Jeder aufgetretene Spike ist durch einen Punkt gekennzeichnet. Unten im roten Bereich sind die Spikes der exzitatorischen Populationen aufgetragen, oben im blauen Bereich die der inhibitorischen Populationen. Diese sind dafür da, um das Feuern der exzitatorischen Populationen zu begrenzen.

  1. Möglicherweise seht ihr zu Beginn ein eher aufgefächertes Bild. Das entsteht, wenn die Aktivität der Neuronen nicht stark genug unterdrückt wird. Um dies zu erreichen, kann entweder das Gewicht der inhibitorischen Synapsen "inh_exc" erhöht werden.

  2. Wenn die exzitatorischen Populationen mehrfach feuern, bekommen sie zu viel Anregungen. Dann könnt ihr das Gewicht "exc_exc" niedriger machen, was das weiterzugebene Signal abschwächt. Allerdings darf es nicht zu klein werden, da sonst die Kette abbricht.

  3. Es kann auch vorkommen, dass nur die Spikes der inhibitorischen Populationen verschwinden. Dann muss das Gewicht "exc_inh" erhöht werden.
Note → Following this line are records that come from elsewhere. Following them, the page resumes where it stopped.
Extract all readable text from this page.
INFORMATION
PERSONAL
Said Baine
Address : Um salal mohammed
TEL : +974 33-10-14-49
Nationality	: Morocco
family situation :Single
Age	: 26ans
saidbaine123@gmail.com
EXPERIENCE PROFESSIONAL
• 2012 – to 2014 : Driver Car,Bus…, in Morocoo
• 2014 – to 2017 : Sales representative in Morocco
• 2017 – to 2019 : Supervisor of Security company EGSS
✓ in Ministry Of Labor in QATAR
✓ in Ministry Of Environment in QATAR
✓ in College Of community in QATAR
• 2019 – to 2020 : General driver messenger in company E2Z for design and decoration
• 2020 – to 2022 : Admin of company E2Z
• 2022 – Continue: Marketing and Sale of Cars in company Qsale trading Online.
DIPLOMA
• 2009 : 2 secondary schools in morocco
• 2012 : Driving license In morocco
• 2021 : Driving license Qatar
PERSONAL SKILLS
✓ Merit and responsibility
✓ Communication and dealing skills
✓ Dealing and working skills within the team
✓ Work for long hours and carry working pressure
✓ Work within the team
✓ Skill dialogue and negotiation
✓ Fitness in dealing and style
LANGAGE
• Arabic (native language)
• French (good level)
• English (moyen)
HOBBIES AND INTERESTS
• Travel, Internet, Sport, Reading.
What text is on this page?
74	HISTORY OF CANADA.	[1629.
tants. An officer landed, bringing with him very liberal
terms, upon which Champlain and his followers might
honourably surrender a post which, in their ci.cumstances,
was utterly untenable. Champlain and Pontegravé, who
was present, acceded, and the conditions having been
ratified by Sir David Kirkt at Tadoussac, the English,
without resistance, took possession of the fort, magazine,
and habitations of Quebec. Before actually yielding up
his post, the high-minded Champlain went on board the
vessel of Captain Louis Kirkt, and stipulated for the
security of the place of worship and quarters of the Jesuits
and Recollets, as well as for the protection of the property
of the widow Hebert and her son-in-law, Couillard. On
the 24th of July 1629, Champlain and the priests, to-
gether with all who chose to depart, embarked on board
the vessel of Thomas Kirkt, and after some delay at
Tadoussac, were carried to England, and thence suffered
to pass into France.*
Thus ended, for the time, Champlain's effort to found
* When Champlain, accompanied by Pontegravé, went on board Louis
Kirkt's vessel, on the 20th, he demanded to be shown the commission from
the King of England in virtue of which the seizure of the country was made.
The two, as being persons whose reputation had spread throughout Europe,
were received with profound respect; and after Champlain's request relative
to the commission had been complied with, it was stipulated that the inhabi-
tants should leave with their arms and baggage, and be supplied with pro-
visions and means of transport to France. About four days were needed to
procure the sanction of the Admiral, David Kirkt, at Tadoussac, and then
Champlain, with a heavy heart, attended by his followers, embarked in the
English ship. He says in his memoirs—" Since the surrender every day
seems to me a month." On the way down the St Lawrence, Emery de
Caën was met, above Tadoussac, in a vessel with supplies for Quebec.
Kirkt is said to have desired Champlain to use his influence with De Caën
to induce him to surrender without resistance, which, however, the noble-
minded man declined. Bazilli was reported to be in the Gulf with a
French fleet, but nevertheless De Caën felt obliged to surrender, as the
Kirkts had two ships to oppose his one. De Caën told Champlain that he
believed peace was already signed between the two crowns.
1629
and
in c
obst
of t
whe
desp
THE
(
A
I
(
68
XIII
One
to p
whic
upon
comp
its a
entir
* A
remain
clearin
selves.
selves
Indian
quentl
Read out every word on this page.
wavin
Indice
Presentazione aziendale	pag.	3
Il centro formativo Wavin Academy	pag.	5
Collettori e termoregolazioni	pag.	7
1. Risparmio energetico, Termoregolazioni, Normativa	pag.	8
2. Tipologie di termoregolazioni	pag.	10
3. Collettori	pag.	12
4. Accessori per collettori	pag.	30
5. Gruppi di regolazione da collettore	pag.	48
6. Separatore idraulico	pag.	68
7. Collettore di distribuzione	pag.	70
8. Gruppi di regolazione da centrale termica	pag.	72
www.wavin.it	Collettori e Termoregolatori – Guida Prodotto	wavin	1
Auch hier kommt es auf die Feineinstellung an: Werden die inhibitorischen Synapsen zu stark gewählt, unterdrücken sie das Signal zu sehr und die Kette bricht wieder ab.

Durch ein gutes Zusammenspiel dieser drei Gewichte ist es möglich, eine recht saubere Treppenform im roten Bereich bei den exzitatorischen Neuronen zu bekommen. Was bedeutet die Anzahl der Stufen, was ihre Höhe? Fällt euch eine Erklärung ein, warum die inhibitorischen Spikes verteilter sind?

Falls ihr die Anzahl der Populationen oder ihre Größen verändert, könnte ein Fehler auftreten. Dies ist der Fall, wenn das Limit der zur Ansteuerung verfügbaren Neuronen und Verbindungen erreicht ist. Dann müssen die Populationsgrößen einfach reduziert werden.